NPP MP and former Speaker Asoka Ranwala was arrested yesterday over a road accident, where an infant and two women were injured, in Sapugaskanda. He has been charged with dangerous driving and failure to prevent an accident, according to media reports quoting the police. He was in the National Hospital of Sri Lanka, Colombo, at the time of going to press. An attempt is being made in some quarters to have the public believe that the law applies to everyone equally under the current dispensation, but it is said that one swallow does not make a summer.

The police have apparently acted the way they should, where the accident allegedly caused by Ranwala is concerned, but they ought to explain why they baulked at arresting a deputy minister and an NPP mayor facing a fraud charge, and went out of their way to consult the Attorney General instead to buy time. They swiftly arrest Opposition politicians and haul them before courts in double-quick time, don’t they?

One may recall that former Senior DIG Ravi Seneviratne was arrested in 2023 for drunk driving and causing a multiple vehicle collision in Colombo. Thereafter, he joined the NPP’s Retired Police Collective as its head, and had himself appointed Secretary to the Ministry of Public Security, after the NPP’s rise to power, the following year.

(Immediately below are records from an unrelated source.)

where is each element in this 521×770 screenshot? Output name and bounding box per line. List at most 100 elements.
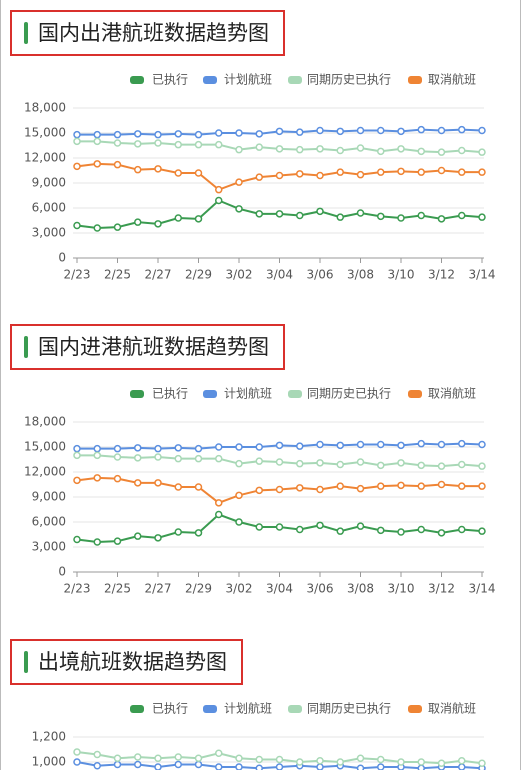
data-point: [194, 444, 203, 453]
data-point: [478, 126, 486, 135]
data-point: [458, 168, 466, 176]
data-point: [417, 439, 425, 448]
data-point: [296, 525, 304, 534]
data-point: [356, 440, 365, 449]
data-point: [235, 205, 243, 213]
data-point: [154, 534, 162, 542]
data-point: [113, 444, 122, 453]
data-point: [194, 760, 203, 769]
data-point: [316, 485, 324, 494]
data-point: [134, 218, 142, 226]
y-tick-label: 0: [58, 565, 66, 579]
data-point: [73, 444, 81, 453]
data-point: [397, 167, 405, 176]
data-point: [154, 453, 162, 461]
y-tick-label: 12,000: [24, 465, 66, 479]
data-point: [316, 126, 324, 135]
data-point: [255, 764, 263, 770]
data-point: [377, 526, 385, 535]
data-point: [478, 213, 486, 221]
data-point: [275, 145, 284, 153]
data-point: [296, 758, 304, 766]
data-point: [93, 451, 101, 460]
data-point: [113, 754, 122, 762]
chart-title: 国内出港航班数据趋势图: [10, 10, 285, 56]
data-point: [235, 178, 243, 186]
data-point: [154, 139, 162, 147]
chart: 已执行 计划航班 同期历史已执行 取消航班 1,000 1,200: [32, 701, 486, 770]
data-point: [134, 140, 142, 148]
data-point: [316, 757, 324, 765]
legend-swatch: [130, 390, 144, 398]
left-edge: [0, 0, 1, 770]
data-point: [356, 126, 365, 135]
data-point: [478, 527, 486, 535]
y-tick-label: 6,000: [32, 201, 66, 215]
data-point: [93, 538, 101, 546]
data-point: [255, 173, 263, 181]
x-tick-label: 3/12: [428, 582, 455, 596]
y-tick-label: 15,000: [24, 440, 66, 454]
data-point: [215, 443, 223, 451]
data-point: [174, 760, 182, 769]
data-point: [458, 146, 466, 155]
x-tick-label: 2/25: [104, 268, 131, 282]
data-point: [417, 461, 425, 470]
x-tick-label: 3/02: [226, 268, 253, 282]
data-point: [174, 130, 182, 138]
data-point: [458, 439, 466, 448]
data-point: [316, 145, 324, 153]
data-point: [458, 763, 466, 770]
data-point: [397, 145, 405, 153]
data-point: [336, 168, 344, 176]
data-point: [93, 750, 101, 759]
x-tick-label: 3/10: [388, 582, 415, 596]
data-point: [134, 444, 142, 452]
data-point: [93, 160, 101, 168]
data-point: [255, 457, 263, 465]
data-point: [458, 525, 466, 534]
data-point: [73, 535, 81, 544]
y-tick-label: 1,200: [32, 730, 66, 744]
data-point: [356, 484, 365, 493]
data-point: [174, 214, 182, 222]
data-point: [377, 168, 385, 176]
legend-swatch: [203, 390, 217, 398]
data-point: [113, 160, 122, 169]
data-point: [113, 139, 122, 147]
data-point: [194, 140, 203, 149]
chart: 已执行 计划航班 同期历史已执行 取消航班 0 3,000 6,000 9,000 12,000…: [24, 72, 495, 282]
x-tick-label: 3/08: [347, 582, 374, 596]
data-point: [93, 137, 101, 146]
legend-swatch: [130, 76, 144, 84]
x-tick-label: 3/04: [266, 268, 293, 282]
data-point: [275, 210, 284, 218]
data-point: [336, 527, 344, 535]
y-tick-label: 3,000: [32, 540, 66, 554]
data-point: [134, 479, 142, 487]
data-point: [356, 754, 365, 762]
data-point: [437, 440, 446, 449]
data-point: [194, 215, 203, 223]
data-point: [73, 130, 81, 139]
data-point: [437, 462, 446, 470]
data-point: [215, 763, 223, 770]
data-point: [134, 753, 142, 761]
data-point: [296, 170, 304, 178]
data-point: [134, 454, 142, 462]
data-point: [215, 510, 223, 519]
data-point: [154, 479, 162, 487]
legend-swatch: [408, 390, 422, 398]
data-point: [73, 748, 81, 756]
data-point: [377, 755, 385, 764]
data-point: [174, 169, 182, 177]
data-point: [154, 763, 162, 770]
data-point: [336, 127, 344, 136]
y-tick-label: 15,000: [24, 126, 66, 140]
data-point: [316, 171, 324, 180]
data-point: [215, 140, 223, 149]
data-point: [194, 483, 203, 491]
data-point: [154, 444, 162, 453]
data-point: [174, 483, 182, 491]
data-point: [316, 440, 324, 449]
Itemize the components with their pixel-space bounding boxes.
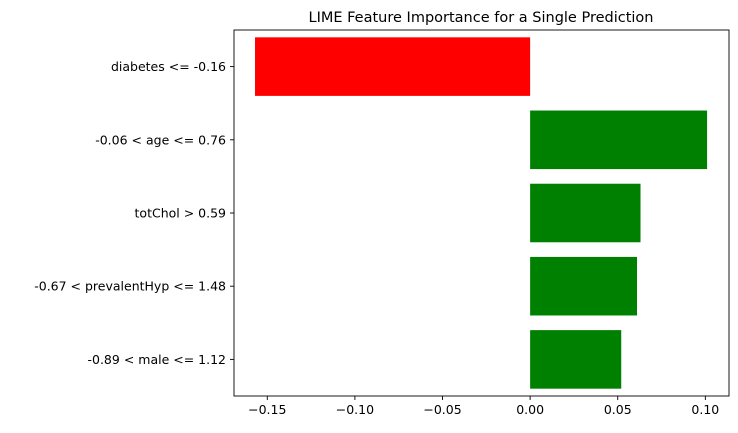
- x-tick-label-3: 0.00: [516, 402, 544, 417]
- bar-4: [530, 330, 622, 389]
- bar-0: [255, 37, 531, 96]
- plot-frame: [233, 29, 730, 397]
- category-label-2: totChol > 0.59: [135, 206, 227, 221]
- category-labels: diabetes <= -0.16 -0.06 < age <= 0.76 totC…: [34, 59, 234, 367]
- x-tick-label-1: −0.10: [336, 402, 374, 417]
- category-label-4: -0.89 < male <= 1.12: [88, 352, 227, 367]
- bar-1: [530, 110, 708, 170]
- x-tick-label-5: 0.10: [691, 402, 719, 417]
- category-label-1: -0.06 < age <= 0.76: [95, 132, 226, 147]
- x-axis-ticks: −0.15 −0.10 −0.05 0.00 0.05 0.10: [248, 396, 719, 417]
- chart-title: LIME Feature Importance for a Single Pre…: [309, 10, 654, 26]
- category-label-0: diabetes <= -0.16: [111, 59, 226, 74]
- bars-group: [255, 37, 708, 389]
- bar-2: [530, 183, 641, 243]
- x-tick-label-0: −0.15: [248, 402, 286, 417]
- bar-3: [530, 256, 638, 316]
- category-label-3: -0.67 < prevalentHyp <= 1.48: [34, 279, 226, 294]
- x-tick-label-2: −0.05: [423, 402, 461, 417]
- x-tick-label-4: 0.05: [604, 402, 632, 417]
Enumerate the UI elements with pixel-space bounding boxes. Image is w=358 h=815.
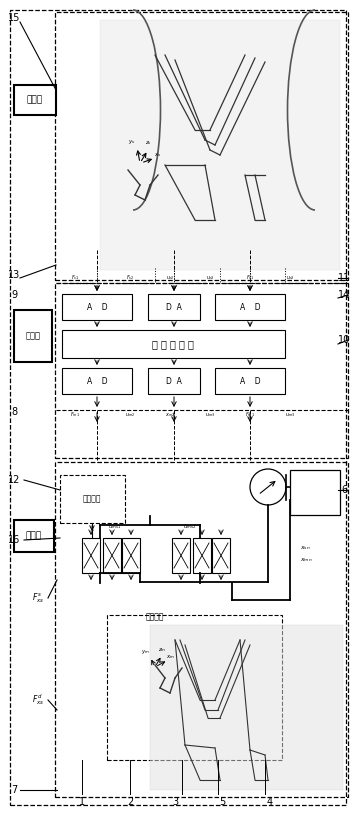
Text: $y_m$: $y_m$ xyxy=(141,648,149,656)
Bar xyxy=(148,294,200,320)
Text: 运 动 控 制 器: 运 动 控 制 器 xyxy=(152,339,194,349)
Text: $u_{s3}$: $u_{s3}$ xyxy=(205,274,214,282)
Text: 放大电路: 放大电路 xyxy=(83,495,101,504)
Text: 15: 15 xyxy=(8,13,20,23)
Bar xyxy=(215,368,285,394)
Text: $F_{s1}$: $F_{s1}$ xyxy=(71,274,79,283)
Bar xyxy=(150,625,343,790)
Text: A    D: A D xyxy=(240,377,260,385)
Text: 3: 3 xyxy=(172,797,178,807)
Text: $F_{xs}^{s}$: $F_{xs}^{s}$ xyxy=(32,591,44,605)
Text: 9: 9 xyxy=(11,290,17,300)
Text: $x_{mn}$: $x_{mn}$ xyxy=(300,556,313,564)
Text: 1: 1 xyxy=(79,797,85,807)
Bar xyxy=(14,520,54,552)
Text: $u_{m3}$: $u_{m3}$ xyxy=(205,411,215,419)
Text: $x_s$: $x_s$ xyxy=(154,151,162,159)
Bar xyxy=(55,12,348,280)
Text: $y_s$: $y_s$ xyxy=(128,138,136,146)
Text: 12: 12 xyxy=(8,475,20,485)
Bar xyxy=(14,310,52,362)
Bar xyxy=(122,538,140,573)
Bar xyxy=(100,20,340,270)
Text: $u_{ms1}$: $u_{ms1}$ xyxy=(108,523,122,531)
Text: D  A: D A xyxy=(166,377,182,385)
Bar xyxy=(62,330,285,358)
Text: $F_{m1}$: $F_{m1}$ xyxy=(245,411,255,420)
Bar xyxy=(82,538,100,573)
Bar xyxy=(148,368,200,394)
Text: 11: 11 xyxy=(338,273,350,283)
Text: 8: 8 xyxy=(11,407,17,417)
Bar xyxy=(215,294,285,320)
Text: 13: 13 xyxy=(8,270,20,280)
Text: 7: 7 xyxy=(11,785,17,795)
Text: $F_{s1}$: $F_{s1}$ xyxy=(246,274,254,283)
Text: $z_s$: $z_s$ xyxy=(145,139,151,147)
Text: 控制器: 控制器 xyxy=(25,332,40,341)
Bar xyxy=(55,283,348,458)
Text: 16: 16 xyxy=(8,535,20,545)
Text: 主动侧: 主动侧 xyxy=(26,531,42,540)
Text: $u_{s3}$: $u_{s3}$ xyxy=(286,274,294,282)
Text: $u_{s2}$: $u_{s2}$ xyxy=(166,274,174,282)
Bar xyxy=(193,538,211,573)
Bar xyxy=(290,470,340,515)
Text: 伺服控制: 伺服控制 xyxy=(146,613,164,622)
Bar xyxy=(60,475,125,523)
Text: 6: 6 xyxy=(341,485,347,495)
Text: D  A: D A xyxy=(166,302,182,311)
Text: 从动侧: 从动侧 xyxy=(27,95,43,104)
Text: A    D: A D xyxy=(87,377,107,385)
Text: $u_{m3}$: $u_{m3}$ xyxy=(285,411,295,419)
Text: 10: 10 xyxy=(338,335,350,345)
Text: 5: 5 xyxy=(219,797,225,807)
Text: $u_{ms2}$: $u_{ms2}$ xyxy=(183,523,197,531)
Bar xyxy=(62,294,132,320)
Bar xyxy=(172,538,190,573)
Text: $x_m$: $x_m$ xyxy=(165,653,174,661)
Text: $x_{m2}$: $x_{m2}$ xyxy=(165,411,175,419)
Text: $F_{xs}^{d}$: $F_{xs}^{d}$ xyxy=(32,693,44,707)
Bar xyxy=(107,615,282,760)
Text: A    D: A D xyxy=(87,302,107,311)
Text: 14: 14 xyxy=(338,290,350,300)
Circle shape xyxy=(250,469,286,505)
Text: $F_{m1}$: $F_{m1}$ xyxy=(70,411,80,420)
Bar xyxy=(103,538,121,573)
Text: $u_{m2}$: $u_{m2}$ xyxy=(125,411,135,419)
Bar xyxy=(212,538,230,573)
Text: $F_{s2}$: $F_{s2}$ xyxy=(126,274,134,283)
Bar xyxy=(62,368,132,394)
Text: $x_{sn}$: $x_{sn}$ xyxy=(300,544,311,552)
Bar xyxy=(14,85,56,115)
Text: 2: 2 xyxy=(127,797,133,807)
Bar xyxy=(55,462,348,797)
Text: A    D: A D xyxy=(240,302,260,311)
Text: 4: 4 xyxy=(267,797,273,807)
Text: $z_m$: $z_m$ xyxy=(158,646,166,654)
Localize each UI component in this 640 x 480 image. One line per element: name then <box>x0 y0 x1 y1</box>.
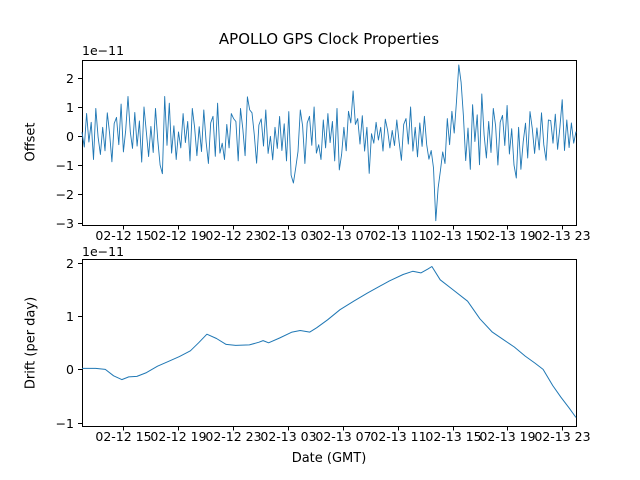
x-tick-label: 02-12 19 <box>150 429 206 444</box>
top-y-scale-offset-text: 1e−11 <box>82 43 125 58</box>
x-tick-label: 02-13 11 <box>370 228 426 243</box>
y-tick-label: 2 <box>66 71 74 86</box>
y-tick-label: 0 <box>66 129 74 144</box>
y-tick-label: 2 <box>66 256 74 271</box>
y-tick-label: −2 <box>56 187 74 202</box>
x-tick-label: 02-13 19 <box>479 228 535 243</box>
x-tick-label: 02-12 23 <box>205 429 261 444</box>
x-tick-label: 02-13 07 <box>315 228 371 243</box>
x-tick-label: 02-13 11 <box>370 429 426 444</box>
x-tick-label: 02-12 23 <box>205 228 261 243</box>
x-tick-label: 02-12 19 <box>150 228 206 243</box>
x-tick-label: 02-13 07 <box>315 429 371 444</box>
x-tick-label: 02-13 15 <box>425 228 481 243</box>
x-tick-label: 02-12 15 <box>95 228 151 243</box>
bottom-y-scale-offset-text: 1e−11 <box>82 244 125 259</box>
y-tick-label: −1 <box>56 158 74 173</box>
drift-series-line <box>82 266 577 418</box>
chart-title: APOLLO GPS Clock Properties <box>218 30 440 48</box>
top-y-axis-label: Offset <box>23 122 39 162</box>
axes-spines <box>82 60 577 226</box>
y-tick-label: −1 <box>56 416 74 431</box>
x-tick-label: 02-12 15 <box>95 429 151 444</box>
x-axis-label: Date (GMT) <box>291 451 367 466</box>
y-tick-label: 1 <box>66 100 74 115</box>
x-tick-label: 02-13 23 <box>534 228 590 243</box>
y-tick-label: −3 <box>56 216 74 231</box>
x-tick-label: 02-13 15 <box>425 429 481 444</box>
y-tick-label: 0 <box>66 362 74 377</box>
offset-series-line <box>81 64 577 222</box>
bottom-y-axis-label: Drift (per day) <box>23 296 39 390</box>
axes-spines <box>82 259 577 427</box>
x-tick-label: 02-13 03 <box>260 429 316 444</box>
x-tick-label: 02-13 19 <box>479 429 535 444</box>
x-tick-label: 02-13 23 <box>534 429 590 444</box>
y-tick-label: 1 <box>66 309 74 324</box>
x-tick-label: 02-13 03 <box>260 228 316 243</box>
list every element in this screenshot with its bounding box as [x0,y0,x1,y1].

Now, the drunk driving charge against him has been dropped, according to media reports! This is proof that political interference with the Attorney General’s Department is far from over, and the rule of law is yet to be restored. The police remain putty in the hands of the ruling party politicians, and the Executive is keeping the AG’s Department under his thumb.

Hundreds of JVP supporters broke their journey on the Southern Expressway, of all places, on their way to their party’s May Day rally this year. Several buses carrying them were seen parked in undesignated areas of the expressway in full view of the police. It will be interesting to know if the police have prosecuted those offenders.

The national anti-graft commission and the CID have come under criticism for dragging their feet on complaints against the NPP politicians and their cronies while going hell for leather to arrest and prosecute the political rivals of the current administration. No government politician has been questioned on the controversial release of 323 red-flagged containers via the green channel in the Colombo Port in January 2025. What those containers carried is anybody’s guess.

In September, a group of JVP activists stormed a Frontline Socialist Party (FSP) office in Yakkala. The police shamelessly sided with the JVP members, who produced a document, claiming that it was a court order, vesting the place in their party. The police accepted their claim unquestioningly and drove the FSP members away. They went on to put up barricades in the area to prevent the FSP from trying to reclaim their office seized by the JVP. We argued in a previous editorial comment that it was a clear instance of the police misusing state resources to safeguard the interests of the government.

A few days later, Gampaha Additional Magistrate Dhammika Uduwe Withana directed the Yakkala Police to evict all those who were occupying the FSP office and to hold the premises under police custody pending the Gampaha District Court ruling on its ownership.

One should not be so naïve as to take the wheeling of a single swallow in a gyre as a sign of the arrival of summer.